BONN, Germany — Catholic bishops in Germany are bracing for a major drop in church taxation revenues as a result of the coronavirus crisis, reported the German Catholic news agency, KNA.

In Germany, wage-earners who declare membership to a religious faith pay a church tax deducted from their wages by state financial authorities and passed on to the churches. The state itself keeps about 3 percent of the tax money.

“It is going to be a painful process,” Bishop Georg Batzing, president of the German bishops’ conference, warned April 27 in Bonn following a video conference with fellow diocesan bishops.

KNA reported the bishop said there still were no reliable estimates as to how great the drop in church tax revenues would be.

“The corona pandemic is forcing us to enter a process in which we must weigh what we as a church can still afford in the future and what we must say farewell to,” he said.

Revenues from church taxes depend greatly on the number of people employed and on economic developments in Germany. The German bishops’ conference reported Catholics paid some 6.6 billion euros ($7.2 billion) in church taxes in 2018.

Batzing said the social consequences of the pandemic were not just related to the medical emergency, but also to the “economic and social crisis that has raised socio-ethical issues which we will have to deal with over the long run.” As examples, he cited the financing of hospitals, the handling of reduced-hour wages and the future of social welfare services.

Several weeks earlier, the bishops issued a position paper about ethical challenges posed by triage, the key issue being about which patients in an emergency situation should be given priority treatment if there was a shortage of intensive care beds and respirators.
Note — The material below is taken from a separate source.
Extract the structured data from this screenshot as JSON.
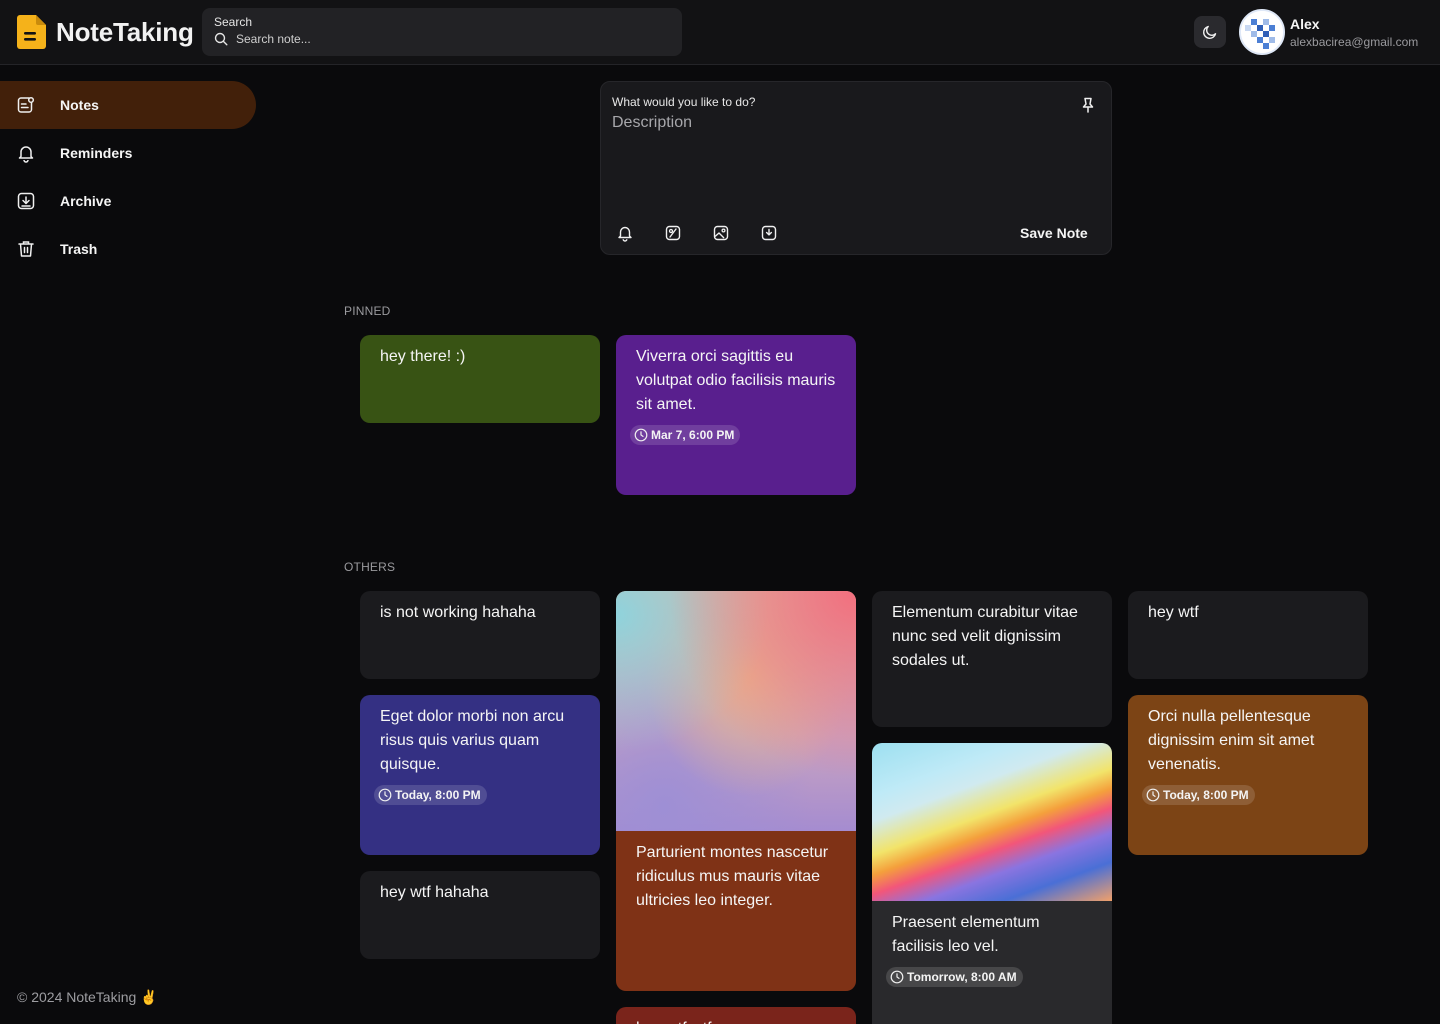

The bishops also urged then that women and parents should as quickly as possible be provided access to personal pregnancy counseling and that existing quality standards should be guaranteed further. During the COVID-19 crisis, pregnancy conflict counseling as mandated by German law was made possible online or by telephone. Such counseling, for which the pregnant woman must normally appear in person, is a precondition for obtaining an illegal, but punishment-free, abortion.

At the end of March, the bishops’ conference expressed its understanding for the new rules put in place during the pandemic, but said the rules should remain temporary, KNA reported.